There are a lot of really neat pieces, it seems like it was quite a large tree. 
I'll just need to cut out what I want to use to fit my tank.

Not taking any pics until I actually have the pieces cut & cleaned


----------



## mollyb (May 18, 2010)

I have used arbutus, didn't know what it was exposed to, but it was from a wooded area. The only issue is you get a heavy fungal growth in a few days, eventually, it goes away, but is unsightly, never seems poisonous to fish. If you want it gone overnight, put in a BNP - they love it.


----------



## Clownloachlover (Apr 21, 2010)

I don't think there are too many tree types you need to be concerned with. I have heard cedar can cause some issues but I have used pieces of driftwood from Buntzen Lake and Sasamat Lake in Port Moody as well as from the shore of Pitt lake and the Pitt river as well as Harrison lake with no issues at all. I have some Harrison Lake driftwood sitting in a bathtub full of water that has been there for over two years and it is still leaching tannins into the water. I change out the water every few weeks and in the years it has been there, I am sure I will not have anything to worry about when I put it in my tank...if I ever set it up.
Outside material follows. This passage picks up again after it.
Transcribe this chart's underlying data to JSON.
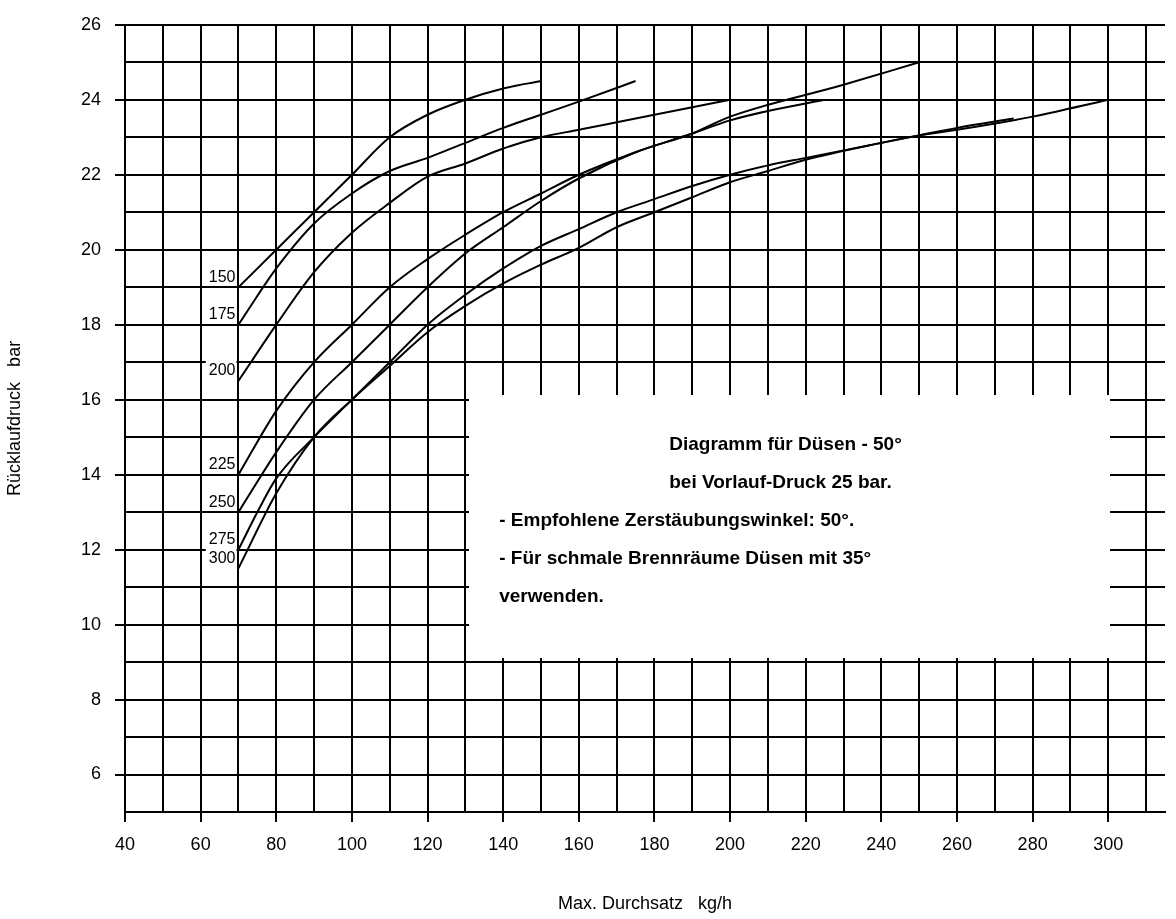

Having said that, I am not sure if any of it is cedar or not but if I have issues I will change it out.


----------



## Sploosh (Nov 19, 2012)

Thank you everyone, I have picked out 2 pieces small enough that I don't have to cut. Will boil them and sink them in my guppy tank before adding to the appropriate tanks.
If all goes well, I will cut some more pieces, as I do want to use one nice trunk piece I have...


----------



## AWW (Apr 22, 2010)

As far as i know besides chemical issues, the only thing wood will do is alter your PH and make your water more acidic. Softer the wood = the quicker is decays. Just buff your water and test once every couple of weeks if your worried.


----------